Overlap in the functional role
We compiled 482 frugivory interactions from the literature reported in 77 different sites across the Atlantic Forest: 92 records for A. cunninghamiana and 388 records for E. edulis (Bello et al. 2017; Castro 2003; Cintra 2016; Galetti et al. 2013; Matos and Pivello 2009) (Fig. 1, Table S2). First, we compared the set of bird species that interacts with each palm using Sørensen beta-diversity (βSØR), because it fulfills many of the desirable properties of a beta diversity metric, such as symmetry and homogeneity (Koleff et al. 2003). We further partitioned βSØR into its turnover and nestedness components to respectively assess how much of the difference in species composition is due to species replacement and how much is due to differences in species richness (birds that interact with one palm are a subset of those that interact with the other palm).
To assess the functional role of the palms in the Atlantic Forest, we estimated the functional niche of each palm species as multidimensional trait space based on the functional traits of the interacting bird species, following Dehling et al. (2016). For the 74 bird species interacting with the two palms, we obtained trait information from Rodrigues et al. (2019). We included bird traits that are related to frugivory: body mass (g), bill width (mm), and wing length (mm). Body mass is related to competitive abilities for resources, given that larger birds are often competitively dominant over smaller birds (Feinsinger and Colwell 1978). Bill width limits the size of fruits that a bird can ingest (Galetti et al. 2013). Wing length confers the ability to access more resources due to high mobility in dense forest (Denslow and Moermond 1985). We measured functional niche overlap using the Schoener’s D and its significance as we did for the environmental niche (Broennimann et al. 2012, 2015; Warren et al. 2008).
Species distribution models (SDMs)
To infer the potential distribution of the two palm species in the Atlantic Forest under current and future climatic conditions, we calibrated SDMs using species occurrences and environmental variables from the distribution range of each species in Australia and the Atlantic Forest to maximize the quality of predictions (Gallien et al. 2010). We selected the original biome distribution for each species as background, following Dinerstein et al. (2017). For E. edulis we selected the Atlantic Forest of Brazil as the original biome. For A. cunninghamiana, we selected the Queensland tropical rainforests and southeast Australian temperate forests for models built using the native range. For the global model we used all records across the globe to identify biomes where A. cunninghamiana is established and then used these biomes as background.

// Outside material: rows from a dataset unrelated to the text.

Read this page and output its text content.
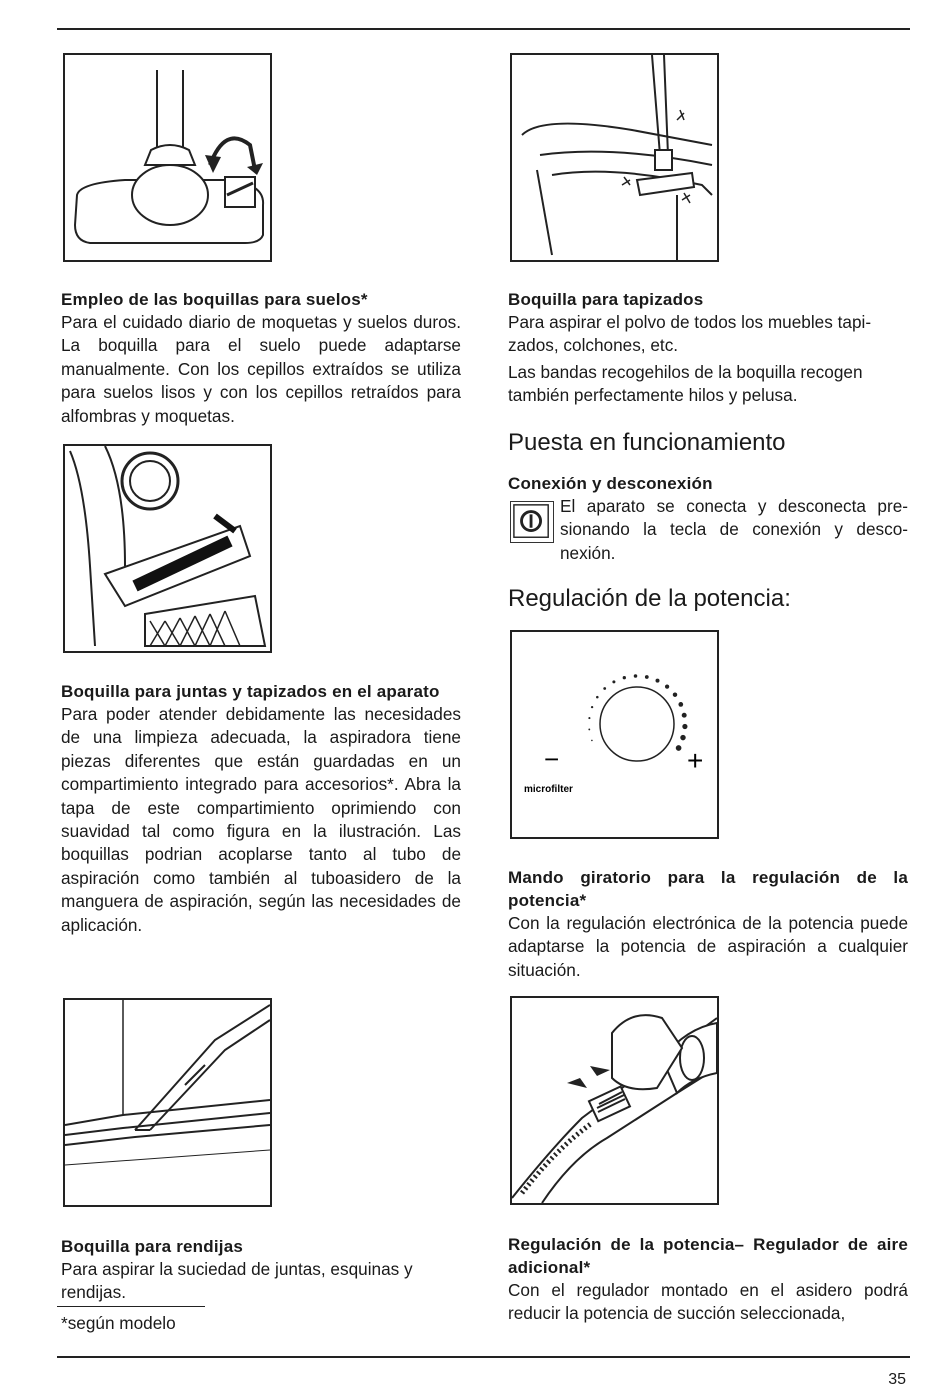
Empleo de las boquillas para suelos*

Para el cuidado diario de moquetas y suelos duros. La boquilla para el suelo puede adaptarse manualmente. Con los cepillos extraídos se utiliza para suelos lisos y con los cepillos retraídos para alfombras y moquetas.

Boquilla para juntas y tapizados en el aparato

Para poder atender debidamente las necesidades de una limpieza adecuada, la aspiradora tiene piezas diferentes que están guardadas en un compartimiento integrado para accesorios*. Abra la tapa de este compartimiento oprimiendo con suavidad tal como figura en la ilustración. Las boquillas podrian acoplarse tanto al tubo de aspiración como también al tuboasidero de la manguera de aspiración, según las necesidades de aplicación.

Boquilla para rendijas

Para aspirar la suciedad de juntas, esquinas y rendijas.

*según modelo

Boquilla para tapizados

Para aspirar el polvo de todos los muebles tapi-zados, colchones, etc.

Las bandas recogehilos de la boquilla recogen también perfectamente hilos y pelusa.

Puesta en funcionamiento

Conexión y desconexión

El aparato se conecta y desconecta pre-sionando la tecla de conexión y desco-nexión.

Regulación de la potencia:

−	+
microfilter

Mando giratorio para la regulación de la potencia*

Con la regulación electrónica de la potencia puede adaptarse la potencia de aspiración a cualquier situación.

Regulación de la potencia– Regulador de aire adicional*

Con el regulador montado en el asidero podrá reducir la potencia de succión seleccionada,

35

A careful selection of environmental variables is important to obtain realistic predictions of invader distributions especially when the distribution is projected into novel environments (Sheppard and Gonzalez-Andujar 2013). We used factorial analysis to reduce collinearity among variables, selecting one representative variable related with each significant factor (eigenvector), similar to the variable selection procedure adopted by Sobral-Souza et al. (2015) from the original 19 bioclimatic variables (Table S3). We identified five significant factors for E. edulis and six factors for A. cunninghamiana. If a selected variable had high correlation with another selected variable, we discarded it and selected the next variable that contributed to the factor. For E. edulis we selected isothermality (bio 3), temperature annual range (bio 7), mean temperature of warmest quarter (bio 10), precipitation of wettest quarter (bio 16), and precipitation of coldest quarter (bio 19). For A. cunninghamiana we selected isothermality (bio 3), temperature seasonality (bio4), mean temperature of driest quarter (bio 9), mean temperature of warmest quarter (bio 10) and precipitation of driest quarter (bio 17). The selected variables were not strongly correlated (Pearson’s r < 0.7; Table S3, Figures S1, S2).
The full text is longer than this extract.